Arrivé sur le calvaire, la troupe se remettait à frapper le faux Jésus et, s’il pouvait lui échapper, il était fort heureux. On s’en allait en maudissant la victime. Puis d’autres pensées faisant place à la colère, on se mettait à gambader, à parier à qui sauterait le mieux, à qui descendrait le plus vite de la montagne, à qui arriverait le plus tôt à l’église.
Le jour de Pâques, le pauvre diable qui avait été si maltraité le Vendredi saint, venait dans le chœur de l’église en criant par trois fois de toutes ses forces : « Ressurreszci et ad huc vivus, alléluia, alléluia, alléluia ». Il tenait le cierge pascal pendant l’évangile. Le prieur lui donnait à dîner et le village oubliait ses méfaits.
Le document que je cite fait observer que ces flagellations publiques ne rendaient pas meilleur celui qui en était l’objet. C’est un nommé Jean Rivière qui fut le patient en 1325, 1327, 1329 et 1330. La dernière fois, il succomba aux coups ».

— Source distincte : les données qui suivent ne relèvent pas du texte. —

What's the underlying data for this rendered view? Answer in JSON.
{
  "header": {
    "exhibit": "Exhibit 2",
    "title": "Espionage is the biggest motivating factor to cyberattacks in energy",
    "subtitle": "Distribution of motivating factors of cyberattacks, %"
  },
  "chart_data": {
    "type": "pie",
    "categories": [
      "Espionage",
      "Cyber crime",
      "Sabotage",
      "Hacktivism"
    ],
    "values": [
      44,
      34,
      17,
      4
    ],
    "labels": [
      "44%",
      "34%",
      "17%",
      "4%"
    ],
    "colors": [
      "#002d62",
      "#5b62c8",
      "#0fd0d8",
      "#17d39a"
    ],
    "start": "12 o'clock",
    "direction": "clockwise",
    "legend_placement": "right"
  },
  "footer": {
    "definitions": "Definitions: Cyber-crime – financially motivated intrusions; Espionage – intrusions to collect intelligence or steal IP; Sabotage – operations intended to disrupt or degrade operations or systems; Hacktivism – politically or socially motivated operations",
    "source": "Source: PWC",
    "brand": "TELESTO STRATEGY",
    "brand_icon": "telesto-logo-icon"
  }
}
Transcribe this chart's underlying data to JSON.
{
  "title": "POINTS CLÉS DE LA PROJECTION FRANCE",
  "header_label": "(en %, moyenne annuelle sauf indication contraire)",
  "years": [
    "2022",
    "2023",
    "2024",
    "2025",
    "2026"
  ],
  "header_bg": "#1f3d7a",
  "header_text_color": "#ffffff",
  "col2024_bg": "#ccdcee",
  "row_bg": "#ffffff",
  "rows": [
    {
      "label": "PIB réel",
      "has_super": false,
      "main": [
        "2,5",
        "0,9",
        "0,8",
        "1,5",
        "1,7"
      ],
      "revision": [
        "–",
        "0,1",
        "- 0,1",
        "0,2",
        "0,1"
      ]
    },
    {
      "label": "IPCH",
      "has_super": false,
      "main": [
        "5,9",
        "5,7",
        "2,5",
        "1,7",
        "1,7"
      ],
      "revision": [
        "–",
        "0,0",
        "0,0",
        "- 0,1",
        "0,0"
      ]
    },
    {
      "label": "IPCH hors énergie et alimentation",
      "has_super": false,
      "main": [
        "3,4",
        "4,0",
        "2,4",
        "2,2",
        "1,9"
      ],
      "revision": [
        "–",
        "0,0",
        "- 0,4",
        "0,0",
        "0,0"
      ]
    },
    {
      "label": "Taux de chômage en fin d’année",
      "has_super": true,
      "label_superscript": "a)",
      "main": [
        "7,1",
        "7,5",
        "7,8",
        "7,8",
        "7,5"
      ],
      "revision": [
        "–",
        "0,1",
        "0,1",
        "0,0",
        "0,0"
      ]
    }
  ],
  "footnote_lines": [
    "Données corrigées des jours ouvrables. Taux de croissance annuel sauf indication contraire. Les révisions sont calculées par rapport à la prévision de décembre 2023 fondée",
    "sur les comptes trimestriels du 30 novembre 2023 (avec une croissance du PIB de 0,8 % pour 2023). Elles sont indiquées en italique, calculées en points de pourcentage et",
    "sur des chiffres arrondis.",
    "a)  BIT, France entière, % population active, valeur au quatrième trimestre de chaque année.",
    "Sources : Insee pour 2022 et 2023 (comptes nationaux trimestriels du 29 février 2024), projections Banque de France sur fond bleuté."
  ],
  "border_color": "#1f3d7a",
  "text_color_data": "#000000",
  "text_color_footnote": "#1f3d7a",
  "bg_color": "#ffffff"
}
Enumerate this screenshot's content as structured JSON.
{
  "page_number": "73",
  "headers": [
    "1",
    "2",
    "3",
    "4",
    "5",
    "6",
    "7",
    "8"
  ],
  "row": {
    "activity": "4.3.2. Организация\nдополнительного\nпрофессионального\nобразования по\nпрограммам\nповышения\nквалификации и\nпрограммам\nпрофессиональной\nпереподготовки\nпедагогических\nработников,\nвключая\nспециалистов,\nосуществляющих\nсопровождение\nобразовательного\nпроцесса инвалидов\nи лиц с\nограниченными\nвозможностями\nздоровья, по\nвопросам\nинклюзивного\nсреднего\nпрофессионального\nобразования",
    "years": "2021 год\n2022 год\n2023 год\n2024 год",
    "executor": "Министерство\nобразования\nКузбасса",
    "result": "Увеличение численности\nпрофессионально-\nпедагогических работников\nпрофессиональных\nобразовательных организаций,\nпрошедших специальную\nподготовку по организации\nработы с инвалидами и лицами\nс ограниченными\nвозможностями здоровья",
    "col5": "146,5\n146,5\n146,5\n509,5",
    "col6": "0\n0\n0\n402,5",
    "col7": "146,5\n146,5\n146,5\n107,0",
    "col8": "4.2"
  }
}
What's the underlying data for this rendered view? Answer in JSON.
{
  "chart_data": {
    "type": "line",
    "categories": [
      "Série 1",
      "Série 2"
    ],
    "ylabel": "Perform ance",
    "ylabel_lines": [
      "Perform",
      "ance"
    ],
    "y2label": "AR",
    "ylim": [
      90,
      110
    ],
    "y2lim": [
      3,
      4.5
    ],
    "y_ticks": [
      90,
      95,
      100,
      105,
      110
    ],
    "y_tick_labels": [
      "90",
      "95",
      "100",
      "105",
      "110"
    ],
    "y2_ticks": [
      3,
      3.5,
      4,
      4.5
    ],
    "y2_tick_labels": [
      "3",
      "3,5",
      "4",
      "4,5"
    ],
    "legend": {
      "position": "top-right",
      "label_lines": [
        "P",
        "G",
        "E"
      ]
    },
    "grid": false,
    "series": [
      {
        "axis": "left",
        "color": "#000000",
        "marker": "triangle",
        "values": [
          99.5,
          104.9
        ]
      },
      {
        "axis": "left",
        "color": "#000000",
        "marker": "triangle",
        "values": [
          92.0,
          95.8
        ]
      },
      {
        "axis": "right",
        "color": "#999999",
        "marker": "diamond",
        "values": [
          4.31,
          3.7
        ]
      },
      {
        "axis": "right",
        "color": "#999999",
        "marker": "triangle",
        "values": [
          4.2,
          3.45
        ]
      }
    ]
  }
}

L’acte se termine ainsi : « c’est ainsi que pendant ces siècles d’ignorance et de superstition on croyait honorer la passion et la résurrection de Jésus Christ. Dans des siècles plus éclairés, la fin de la cérémonie a subsisté et subsiste encore, mais sans fustigation et sans gambades. On porte en procession les instruments de la passion avec beaucoup de recueillement et de dévotion, et cette cérémonie et fort touchante ».
Contexte
Au moment où le chemin de croix prenait naissance, la vie du village s’organisait autour du château et du prieuré.
Voir la monographie du Vicomte de Montravel dans « une paroisse en Vivarais, Burzet » parue en 1996.
Au XIIIème siècle et aux siècles suivants, la population vivait de la culture du seigle, des châtaignes, de l’élevage des chèvres, moutons et porcs. La chasse était surtout réservée aux gens du château. Saint Louis (Louis XI) régna sur la France (1226-1270). La papauté s’installa à Avignon en 1305.